Wirtschaft : Mobilfunk: T-Mobil verdoppelt Kundenzahl und startet neuen Datendienst

T-Mobil hat im Kopf-an-Kopf-Rennen mit dem Marktführer D2 Vodafone aufgeholt. Die Mobilfunkgesellschaft der Deutschen Telekom hat im vergangenen Geschäftsjahr die Zahl ihrer T-D1 Kunden mehr als verdoppeln können. Zum 31. Dezember 2000 telefonierten 19,14 Millionen Kunden im Netz vom T-D1, fast 10,1 Millionen oder 111 Prozent mehr als ein Jahr zuvor (9,07 Millionen). Der deutsche Gesamtmarkt wuchs nach Angaben von T-Mobil im gleichen Zeitraum um 104 Prozent von 23,5 auf 48 Millionen Teilnehmer. Bei D2 telefonierten Ende 2000 19,2 Millionen Kunden. "Damit sind wir einmal mehr schneller als der Markt gewachsen und haben den Abstand auf Vodafone D2 auf ein Minimum reduziert", sagte der Vorsitzende der T-Mobil Gechäftsführung, René Obermann. Der Marktanteil von T-D1 liegt damit weiterhin bei knapp 40 Prozent.

Auch Umsatz der T-Mobil und das Ergebnis haben sich laut Obermann besonders in der zweiten Jahreshälfte positiv entwickelt. "Gerade auf der Ertragsseite haben wir im dritten und vierten Quartal erfreuliche Verbesserungen realisiert." Nähere Zahlen sollen in der kommenden Woche zusammen mit den vorläufigen Zahlen des Telekom-Konzerns veröffentlicht werden.

Nach dem Rekordjahr 2000 rechnet Obermann für 2001 mit einem deutlichen Abflachen der Wachstumskurve. So sollen in diesem Jahr zum Bestand von 48 Millionen noch einmal zwölf Millionen neue Handybesitzer hinzukommen und die Rate der Marktdurchdringung auf 70 Prozent ansteigen. T-Mobil rechnet mit vier bis fünf Millionen Neukunden. Dabei sollen die Kosten für die Gewinnung neuer Kunden sinken. Im Jahr 2000 haben diese Aufwendungen die Erträge von T-Mobil belastet. "Das Ergebnis dieses Unternehmens müssen wir mittel- und langfristig steigern", sagte Obermann.

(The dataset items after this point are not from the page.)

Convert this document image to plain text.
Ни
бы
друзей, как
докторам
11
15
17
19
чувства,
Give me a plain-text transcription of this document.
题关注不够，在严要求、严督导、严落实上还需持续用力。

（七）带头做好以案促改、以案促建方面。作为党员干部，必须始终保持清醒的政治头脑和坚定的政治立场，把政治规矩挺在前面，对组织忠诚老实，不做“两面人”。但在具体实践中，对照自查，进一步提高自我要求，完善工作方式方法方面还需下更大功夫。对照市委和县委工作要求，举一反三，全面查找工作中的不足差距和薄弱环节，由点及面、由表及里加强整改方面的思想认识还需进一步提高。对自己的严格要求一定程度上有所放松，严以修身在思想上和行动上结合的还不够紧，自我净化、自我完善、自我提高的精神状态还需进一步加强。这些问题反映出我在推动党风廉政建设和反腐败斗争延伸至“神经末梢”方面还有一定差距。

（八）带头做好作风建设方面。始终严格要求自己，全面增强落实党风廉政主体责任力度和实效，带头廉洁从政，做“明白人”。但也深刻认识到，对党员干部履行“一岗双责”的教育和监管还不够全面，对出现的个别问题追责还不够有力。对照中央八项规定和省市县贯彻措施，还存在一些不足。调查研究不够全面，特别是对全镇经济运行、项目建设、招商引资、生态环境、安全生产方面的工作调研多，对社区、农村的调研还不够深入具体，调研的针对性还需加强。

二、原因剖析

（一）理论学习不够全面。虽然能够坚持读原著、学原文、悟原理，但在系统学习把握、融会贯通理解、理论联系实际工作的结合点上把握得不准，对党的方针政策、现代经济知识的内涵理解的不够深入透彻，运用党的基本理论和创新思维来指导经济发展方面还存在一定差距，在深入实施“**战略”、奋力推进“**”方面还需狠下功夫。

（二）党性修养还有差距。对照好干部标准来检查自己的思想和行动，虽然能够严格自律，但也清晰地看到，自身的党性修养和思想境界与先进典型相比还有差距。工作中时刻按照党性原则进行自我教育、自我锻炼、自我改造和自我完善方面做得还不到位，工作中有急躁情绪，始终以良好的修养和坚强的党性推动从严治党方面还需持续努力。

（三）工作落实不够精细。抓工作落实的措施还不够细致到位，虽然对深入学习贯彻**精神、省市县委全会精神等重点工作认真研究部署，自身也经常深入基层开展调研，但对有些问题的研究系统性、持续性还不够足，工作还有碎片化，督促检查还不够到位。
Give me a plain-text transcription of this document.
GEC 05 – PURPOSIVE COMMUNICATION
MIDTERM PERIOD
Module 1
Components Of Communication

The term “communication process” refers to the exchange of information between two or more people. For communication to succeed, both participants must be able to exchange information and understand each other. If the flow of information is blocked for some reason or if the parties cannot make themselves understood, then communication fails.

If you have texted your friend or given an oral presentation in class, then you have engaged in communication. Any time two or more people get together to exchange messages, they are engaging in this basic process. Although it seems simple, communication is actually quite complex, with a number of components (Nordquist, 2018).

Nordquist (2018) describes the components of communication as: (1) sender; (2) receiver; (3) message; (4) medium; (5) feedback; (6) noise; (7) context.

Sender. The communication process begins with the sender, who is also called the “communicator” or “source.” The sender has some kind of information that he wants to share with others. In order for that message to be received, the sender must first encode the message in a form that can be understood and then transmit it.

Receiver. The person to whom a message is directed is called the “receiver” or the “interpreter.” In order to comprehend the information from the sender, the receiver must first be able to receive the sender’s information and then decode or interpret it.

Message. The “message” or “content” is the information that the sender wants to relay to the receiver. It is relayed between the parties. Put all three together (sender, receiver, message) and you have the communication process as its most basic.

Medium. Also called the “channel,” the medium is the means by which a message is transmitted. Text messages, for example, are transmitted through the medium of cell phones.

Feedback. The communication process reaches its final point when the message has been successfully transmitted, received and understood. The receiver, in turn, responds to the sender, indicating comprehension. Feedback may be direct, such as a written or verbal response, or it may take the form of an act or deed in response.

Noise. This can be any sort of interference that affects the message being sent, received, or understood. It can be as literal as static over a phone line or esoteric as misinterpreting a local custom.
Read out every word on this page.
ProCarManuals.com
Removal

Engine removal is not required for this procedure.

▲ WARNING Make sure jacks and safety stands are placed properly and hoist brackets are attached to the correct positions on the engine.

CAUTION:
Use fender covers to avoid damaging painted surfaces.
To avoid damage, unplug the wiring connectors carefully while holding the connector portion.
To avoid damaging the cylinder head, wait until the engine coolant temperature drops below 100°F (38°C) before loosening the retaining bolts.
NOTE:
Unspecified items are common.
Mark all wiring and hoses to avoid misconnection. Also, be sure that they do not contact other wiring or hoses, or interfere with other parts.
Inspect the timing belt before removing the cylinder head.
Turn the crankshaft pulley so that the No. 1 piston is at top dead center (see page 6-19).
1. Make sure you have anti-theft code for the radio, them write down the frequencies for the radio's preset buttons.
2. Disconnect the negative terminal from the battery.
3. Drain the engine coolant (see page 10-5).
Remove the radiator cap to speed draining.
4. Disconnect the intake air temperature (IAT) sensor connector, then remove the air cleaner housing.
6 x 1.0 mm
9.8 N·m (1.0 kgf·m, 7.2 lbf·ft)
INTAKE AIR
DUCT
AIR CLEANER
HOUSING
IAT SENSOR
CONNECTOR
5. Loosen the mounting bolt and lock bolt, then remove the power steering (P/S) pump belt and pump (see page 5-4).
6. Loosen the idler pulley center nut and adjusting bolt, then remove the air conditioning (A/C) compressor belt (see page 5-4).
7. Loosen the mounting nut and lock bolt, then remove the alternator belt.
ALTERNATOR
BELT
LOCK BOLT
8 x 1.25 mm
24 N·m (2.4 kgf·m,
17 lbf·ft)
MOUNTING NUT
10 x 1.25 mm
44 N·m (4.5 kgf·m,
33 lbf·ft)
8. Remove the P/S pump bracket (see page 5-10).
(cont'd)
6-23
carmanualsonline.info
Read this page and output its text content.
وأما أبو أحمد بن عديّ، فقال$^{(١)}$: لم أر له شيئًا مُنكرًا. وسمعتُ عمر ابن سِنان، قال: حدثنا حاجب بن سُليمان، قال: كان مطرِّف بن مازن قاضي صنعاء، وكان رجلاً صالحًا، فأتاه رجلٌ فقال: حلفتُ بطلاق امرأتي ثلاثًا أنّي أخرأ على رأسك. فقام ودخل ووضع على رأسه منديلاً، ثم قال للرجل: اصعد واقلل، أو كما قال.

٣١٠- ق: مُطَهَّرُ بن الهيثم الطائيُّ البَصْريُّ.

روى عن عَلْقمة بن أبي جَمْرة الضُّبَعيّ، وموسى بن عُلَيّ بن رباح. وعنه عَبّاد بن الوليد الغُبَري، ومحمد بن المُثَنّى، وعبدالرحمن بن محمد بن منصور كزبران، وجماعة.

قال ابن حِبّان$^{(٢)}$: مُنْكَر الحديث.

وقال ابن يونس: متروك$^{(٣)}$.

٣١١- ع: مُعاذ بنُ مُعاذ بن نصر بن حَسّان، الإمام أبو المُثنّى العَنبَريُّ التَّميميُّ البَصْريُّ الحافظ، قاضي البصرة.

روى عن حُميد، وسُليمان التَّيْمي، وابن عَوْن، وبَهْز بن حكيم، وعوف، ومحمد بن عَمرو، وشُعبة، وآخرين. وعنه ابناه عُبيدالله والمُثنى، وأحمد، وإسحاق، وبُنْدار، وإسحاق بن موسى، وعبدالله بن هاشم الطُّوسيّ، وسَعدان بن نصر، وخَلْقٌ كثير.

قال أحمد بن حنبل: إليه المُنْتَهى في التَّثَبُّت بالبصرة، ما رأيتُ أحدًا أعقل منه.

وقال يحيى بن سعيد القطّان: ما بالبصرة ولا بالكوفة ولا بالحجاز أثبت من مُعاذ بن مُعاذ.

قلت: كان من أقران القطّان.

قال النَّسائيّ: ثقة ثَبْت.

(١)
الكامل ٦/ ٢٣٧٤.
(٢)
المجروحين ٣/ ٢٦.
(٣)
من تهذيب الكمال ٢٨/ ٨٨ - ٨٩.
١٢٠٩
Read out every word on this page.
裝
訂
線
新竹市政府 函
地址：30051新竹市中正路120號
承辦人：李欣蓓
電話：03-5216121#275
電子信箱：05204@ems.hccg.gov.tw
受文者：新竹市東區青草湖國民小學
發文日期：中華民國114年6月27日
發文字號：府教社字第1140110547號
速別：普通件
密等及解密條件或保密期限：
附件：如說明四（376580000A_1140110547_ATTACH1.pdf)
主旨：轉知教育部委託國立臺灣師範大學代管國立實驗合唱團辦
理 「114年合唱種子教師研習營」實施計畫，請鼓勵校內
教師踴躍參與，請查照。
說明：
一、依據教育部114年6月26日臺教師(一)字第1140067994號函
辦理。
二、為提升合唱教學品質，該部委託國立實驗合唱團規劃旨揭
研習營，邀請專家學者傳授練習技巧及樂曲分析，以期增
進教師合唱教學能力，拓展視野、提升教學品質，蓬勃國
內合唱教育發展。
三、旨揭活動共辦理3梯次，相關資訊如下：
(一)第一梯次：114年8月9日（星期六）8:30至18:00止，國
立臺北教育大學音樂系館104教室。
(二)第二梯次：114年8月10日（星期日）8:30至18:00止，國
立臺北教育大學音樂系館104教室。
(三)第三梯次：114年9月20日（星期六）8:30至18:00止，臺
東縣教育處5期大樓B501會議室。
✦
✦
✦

Einen Boom verzeichnete die mobile Datenkommunikation. Im Jahr 2000 wurden mehr als 5,5 Milliarden Kurznachrichten (SMS) via T-D1 transportiert. Zum 1. Februar - knapp ein halbes Jahr später als angekündigt - führt T-Mobil den schnellen mobilen Datentransfer auf der Basis der GPRS-Technik an. Zu diesem Zeitpunkt werde T-Mobil als erster Mobilfunkbetreiber bundesweit GPRS anbieten, sagte Obermann. Allerdings sind die zur Verfügung stehenden Endgeräte zu Beginn noch knapp und die Übertragungsgeschwindigkeit mit 20 Kilobit pro Sekunde niedrig. So soll es zum Startschuss zunächst nur 20 000 GPRS-fähige Handys geben. Die neue Technik gilt als Vorläufer von UMTS, das in rund zwei Jahren eingeführt werden soll. Mit GPRS verbunden will T-Mobil neue Dienste anbieten, darunter einen ein virtuelles Haustier, eine "Art Tamagotchi für das Handy". Die Kunden sollen die Wahl haben zwischen mehreren "Hunderassen", die sie hegen und pflegen könnten, kündigte Obermann an.